Une cinquantaine de personnes – en majorité des communicants publics mais également des membres de cabinets d’élus ou des représentants d’agences – occupaient La Grande Poste au coeur de Bordeaux pour écouter et échanger avec deux élus, Nathalie Delattre, vice-présidente du Sénat, conseillère municipale de Bordeaux, Philippe Buisson, maire de Libourne et président de la Cali, avec une journaliste, Laurie Bosdecher, cheffe des informations Gironde du journal Sud Ouest et avec un politologue, Jean-Daniel Lévy, directeur délégué d’Harris Interactive. Une rencontre préparée, animée et ici relatée par l’ancien président de l’Apacom Charles-Marie Boret, consultant en communication publique.
Les intervenants ont d’abord battu en brèche l’impression communément répandue du désintérêt des Français pour la politique. « On constate dans les études, comme dans les audiences TV un réel appétit des Français pour la politique » souligne Jean-Daniel Lévy qui relativise les chiffres de l’abstention aux dernières municipales : « Les gens n’ont pas compris qu’on maintienne des élections alors qu’on annonçait le couvre-feu. Mais il y a aussi des signaux positifs comme la remontée de la participation aux européennes en 2019 » (+ 10 points par rapport à 2014).
S’il est une chose que la pandémie nous aura apprise, c’est que la parole politique est très écoutée lorsque les circonstances l’exigent. Ce fut vrai au sommet de l’Etat ; ça le fut aussi dans les communes. « Les audiences de nos facebook live ont atteint 1500 personnes ; ce qui dans une ville de 25 000 habitants représente un beau taux de pénétration ! » Cet intérêt est avéré au-delà des moments de crise, puisque la retransmission des conseils municipaux en direct (et en différé) dans la plupart des communes attire des téléspectateurs en bien plus grand nombre que ne l’étaient précédemment les spectateurs. Multiplier les canaux, notamment digitaux, est donc une nécessité pour activer ou maintenir le lien avec les citoyens.
Une fois actés ces points positifs, tous les intervenants font le même constat d’une difficulté réelle à intéresser les citoyens sur de nombreux sujets. Les raisons en sont nombreuses. « La parole politique est noyée dans l’hyperconsommation » souligne Nathalie Delattre, alors que Laurie Bosdecher évoque « la saturation de l’espace médiatique ». Sans oublier « l’empilement des compétences incompréhensible entre l’intercommunalité, le département, la région » rappelle Philippe Buisson. Plus que vis-à-vis de leurs élus, les Français seraient-ils en réalité méfiants vis-à-vis de la machinerie politico-administrative (qui le leur rend bien) ? Ses lourdeurs et lenteurs sont en tout cas un point très délicat à gérer pour l’élu car « il faut être sans arrêt sur le dos des services et des administrations pour s’assurer que les choses avancent et pouvoir le dire aux gens, sinon ça traîne » explique Nathalie Delattre.

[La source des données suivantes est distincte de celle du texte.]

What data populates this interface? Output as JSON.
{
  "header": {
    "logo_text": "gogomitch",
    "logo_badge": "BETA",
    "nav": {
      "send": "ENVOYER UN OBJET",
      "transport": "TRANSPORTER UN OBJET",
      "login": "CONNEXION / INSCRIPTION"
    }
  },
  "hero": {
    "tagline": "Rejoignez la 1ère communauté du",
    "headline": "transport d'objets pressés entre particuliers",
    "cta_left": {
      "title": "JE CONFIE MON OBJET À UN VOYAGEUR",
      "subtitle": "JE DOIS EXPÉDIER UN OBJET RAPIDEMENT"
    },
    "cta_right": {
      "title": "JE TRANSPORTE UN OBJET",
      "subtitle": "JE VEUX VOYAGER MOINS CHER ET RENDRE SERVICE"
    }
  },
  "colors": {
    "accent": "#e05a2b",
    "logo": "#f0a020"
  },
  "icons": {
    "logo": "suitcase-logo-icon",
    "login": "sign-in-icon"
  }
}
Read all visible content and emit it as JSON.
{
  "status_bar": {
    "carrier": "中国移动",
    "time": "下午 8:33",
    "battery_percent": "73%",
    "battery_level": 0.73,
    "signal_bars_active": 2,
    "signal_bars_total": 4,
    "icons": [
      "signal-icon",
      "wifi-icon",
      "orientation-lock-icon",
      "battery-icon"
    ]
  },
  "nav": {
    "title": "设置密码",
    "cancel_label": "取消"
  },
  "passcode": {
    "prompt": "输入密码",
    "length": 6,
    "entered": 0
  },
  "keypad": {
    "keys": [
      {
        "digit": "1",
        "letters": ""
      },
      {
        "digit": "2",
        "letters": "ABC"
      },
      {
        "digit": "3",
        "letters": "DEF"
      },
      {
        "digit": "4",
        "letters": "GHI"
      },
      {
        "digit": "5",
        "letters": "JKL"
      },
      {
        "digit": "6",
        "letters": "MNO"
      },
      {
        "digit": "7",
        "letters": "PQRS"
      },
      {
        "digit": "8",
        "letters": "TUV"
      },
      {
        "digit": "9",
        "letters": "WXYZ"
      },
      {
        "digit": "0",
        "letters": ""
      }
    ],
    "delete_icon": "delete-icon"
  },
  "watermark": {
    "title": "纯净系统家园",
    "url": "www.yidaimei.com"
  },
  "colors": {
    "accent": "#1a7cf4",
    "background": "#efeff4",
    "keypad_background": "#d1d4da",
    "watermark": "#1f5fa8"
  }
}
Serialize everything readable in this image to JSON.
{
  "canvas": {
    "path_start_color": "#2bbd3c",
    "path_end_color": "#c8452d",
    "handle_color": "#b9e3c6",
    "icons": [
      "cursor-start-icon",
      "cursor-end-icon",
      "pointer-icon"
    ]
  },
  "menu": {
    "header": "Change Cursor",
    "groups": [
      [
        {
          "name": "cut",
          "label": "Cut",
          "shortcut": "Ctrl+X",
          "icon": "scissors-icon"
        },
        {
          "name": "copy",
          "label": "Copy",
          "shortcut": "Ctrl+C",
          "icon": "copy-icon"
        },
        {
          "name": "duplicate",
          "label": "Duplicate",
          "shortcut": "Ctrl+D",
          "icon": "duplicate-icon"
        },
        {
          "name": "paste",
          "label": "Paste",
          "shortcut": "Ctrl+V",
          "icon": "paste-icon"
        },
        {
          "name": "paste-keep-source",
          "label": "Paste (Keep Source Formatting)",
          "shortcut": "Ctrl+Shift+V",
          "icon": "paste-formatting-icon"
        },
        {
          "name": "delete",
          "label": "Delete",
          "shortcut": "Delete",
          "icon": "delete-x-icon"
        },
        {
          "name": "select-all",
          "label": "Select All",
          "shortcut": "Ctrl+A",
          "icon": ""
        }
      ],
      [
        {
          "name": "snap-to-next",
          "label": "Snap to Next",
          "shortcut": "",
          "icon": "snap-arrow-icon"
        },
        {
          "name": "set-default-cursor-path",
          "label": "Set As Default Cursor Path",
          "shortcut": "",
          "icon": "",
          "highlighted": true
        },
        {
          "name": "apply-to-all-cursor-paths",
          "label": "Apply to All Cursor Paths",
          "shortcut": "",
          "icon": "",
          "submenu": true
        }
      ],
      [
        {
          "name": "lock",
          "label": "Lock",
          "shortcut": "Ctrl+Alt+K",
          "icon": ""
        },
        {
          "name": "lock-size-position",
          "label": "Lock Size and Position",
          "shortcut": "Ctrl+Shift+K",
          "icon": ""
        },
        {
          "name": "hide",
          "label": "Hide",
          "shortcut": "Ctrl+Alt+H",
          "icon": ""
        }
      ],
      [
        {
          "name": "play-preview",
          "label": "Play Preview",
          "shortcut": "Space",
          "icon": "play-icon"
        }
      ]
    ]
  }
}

Pour cette dernière, comme pour Philippe Buisson, une des clés réside dans l’animation de la relation de proximité. Bien qu’occupant des responsabilités nationales dans leurs partis respectifs – elle est vice-présidente du Parti Radical, lui a occupé des fonctions à la direction du PS – ils se considèrent d’abord comme des élus locaux. Tous les deux sont actifs sur les réseaux sociaux, mais la vice-présidente du Sénat rappelle : « quand j’étais maire de quartier, mon meilleur outil de communication… c’était ma carte de visite avec mon numéro de téléphone mobile personnel. »
C’est sans doute là que le rôle des communicants publics peut s’affirmer : orchestrer les instruments dont ils disposent – et en créer de nouveaux si besoin – pour susciter l’intérêt, pour aller au-devant des personnes, pour « vendre » leurs sujets car « communiquer n’est pas un crime, c’est même indispensable aujourd’hui » rappelle Laurie Bosdecher qui poursuit : « Pour nous les journalistes, il n’y a pas de problème à avoir des interlocuteurs qui sont des communicants, qui font la mise en forme des messages, c’est à nous d’analyser. »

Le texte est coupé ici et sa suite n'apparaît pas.